(ZENIT Noticias / Ciudad de México, 16.04.2023).- Órdenes religiosas dedicadas a la enseñanza, a las mujeres indígenas, entregadas a la caridad pública como las recoletas, constructoras de internados para estudiantes jovencitas, creadoras de cultura femenina novohispana, desarrollo de la música, la costura, el bordado y… la cocina. América se enriqueció culturalmente con las monjas.
Son conocidas las obras de religiosas escritoras que destacaron, sea la mexicana Francisca de los Ángeles, la también mexicana Sor Juana Inés de la Cruz, la peruana Úrsula Suárez o la argentina Ángela Carranza. Pero la aportación cultural de las monjas fue mayor.

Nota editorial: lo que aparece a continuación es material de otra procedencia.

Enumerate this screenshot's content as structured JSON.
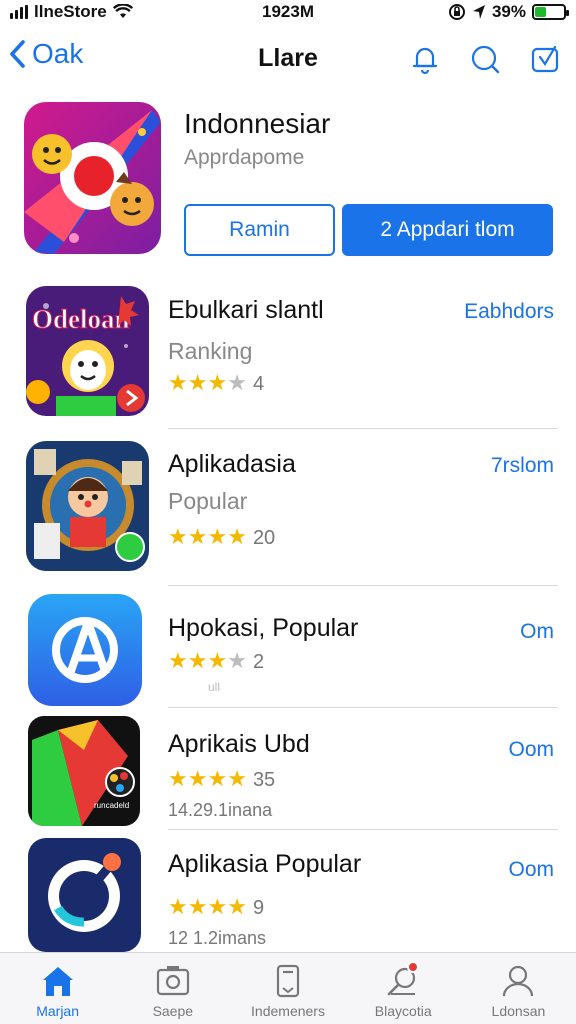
{
  "status_bar": {
    "carrier": "llneStore",
    "time": "1923M",
    "battery": "39%",
    "battery_level": 0.39
  },
  "nav": {
    "back_label": "Oak",
    "title": "Llare"
  },
  "featured": {
    "title": "Indonnesiar",
    "subtitle": "Apprdapome",
    "secondary_button": "Ramin",
    "primary_button": "2 Appdari tlom"
  },
  "apps": [
    {
      "name": "Ebulkari slantl",
      "category": "Ranking",
      "rating": 3,
      "rating_count": "4",
      "action": "Eabhdors"
    },
    {
      "name": "Aplikadasia",
      "category": "Popular",
      "rating": 4,
      "rating_count": "20",
      "action": "7rslom"
    },
    {
      "name": "Hpokasi, Popular",
      "rating": 3,
      "rating_count": "2",
      "subtext": "ull",
      "action": "Om"
    },
    {
      "name": "Aprikais Ubd",
      "rating": 4,
      "rating_count": "35",
      "subtext": "14.29.1inana",
      "action": "Oom"
    },
    {
      "name": "Aplikasia Popular",
      "rating": 4,
      "rating_count": "9",
      "subtext": "12 1.2imans",
      "action": "Oom"
    }
  ],
  "tabs": [
    {
      "label": "Marjan",
      "icon": "home-icon",
      "active": true
    },
    {
      "label": "Saepe",
      "icon": "photo-icon",
      "active": false
    },
    {
      "label": "Indemeners",
      "icon": "phone-icon",
      "active": false
    },
    {
      "label": "Blaycotia",
      "icon": "search-pin-icon",
      "active": false
    },
    {
      "label": "Ldonsan",
      "icon": "person-icon",
      "active": false
    }
  ],
  "colors": {
    "accent": "#1a73e8",
    "star": "#f5b800",
    "battery": "#1fb82e"
  }
}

La imagen actual sobre la vida femenina entre los siglos XVI y XIX se polariza en la comparación de las libertades actuales de las mujeres con las restricciones de aquellos siglos, olvidando que la fuerza de la mujer no está en su desempeño público, sino en el liderazgo que también puede darse en los varones dentro del hogar o en la vida social. El «poder de la alcoba» siempre ha influido en la sociedad, aunque se mueve en la privacidad.
El legado de las religiosas, con los conocimientos y consejos dados a quienes descubrían su prudencia e intuición, no aparece en los relatos históricos, pero tuvo gran peso en la marcha de la historia. Si pasamos al mundo de los sabores y de la nutrición, su papel fue decisivo en la vida cotidiana y en la salud de las clases comunes o de los grandes héroes. Las manos de las monjas están detrás de la cultura culinaria de entonces y de hoy.
Muchas religiosas fundaron conventos en grandes virreinatos como México, Perú o en Brasil. El mestizaje de dos mundos produjo un florecimiento cultural manifiesto en el arte colonial, en el desarrollo comercial que propició el intercambio de nuevas plantas y de ganado a Europa y América, desde el tomate al cacao, y la aparición de gustos culinarios sorprendentes. Las monjas derramaron platillos con ingredientes nuevos y patentaron técnicas de la cocina europea y de la heredada del mundo indígena.
Las cocinas coloniales de América mezclaron los menús mexicanos, peruanos o guaraníes con las recetas españolas, árabe, judía, africana y asiática, mestizando en la mesa a la oveja o al puerco llegados de Europa, con la caña de azúcar mesopotámica, el ajonjolí de la India, la papa andina y el cacao centroamericano. Pero ¿quién protagonizó esta alquimia sabrosa y nutritiva? Las monjas.
La cocina es una manifestación cultural, por cuanto expresa una experiencia, del paladar para este caso, en sensaciones que transmiten un sentimiento, sea el amor o el servicio al servir el plato. Las religiosas crearon el mole, salsa que une ajo, chile picante, cacao, caldo de pollo y hasta diez ingredientes más según cada receta, considerado muy barroco, como todo lo mexicano. Pero su aparición en la cocina vino de variados experimentos, surgidos de las mentes conventuales.
Las monjas integraron los ingredientes y las técnicas que desembocaron en los moles, los pipianes, el chile, el trigo, la canela, el arroz, la calabaza, la nuez. Esta gran ola cultural vino de los conventos. Quienes profesaban voto de caridad en la dedicación a los pobres y enfermos, con recursos insuficientes para sostener el convento y ayudar a los demás, cocinaban y vendían alimentos para subsistir y servir a la comunidad.
¿Disfrutaban de sus platillos? Sin duda. Pero el puesto de cocinera no era el más deseado en el convento: demandaba mucho trabajo y exigía contentar paladares sin error y con puntualidad. Son innumerables las recetas que hoy degustamos diseñadas por las religiosas de los conventos, cuyos nombres ignoramos, expresión de la riqueza humana y espiritual que ellas profesaron para dedicar su vida a los demás.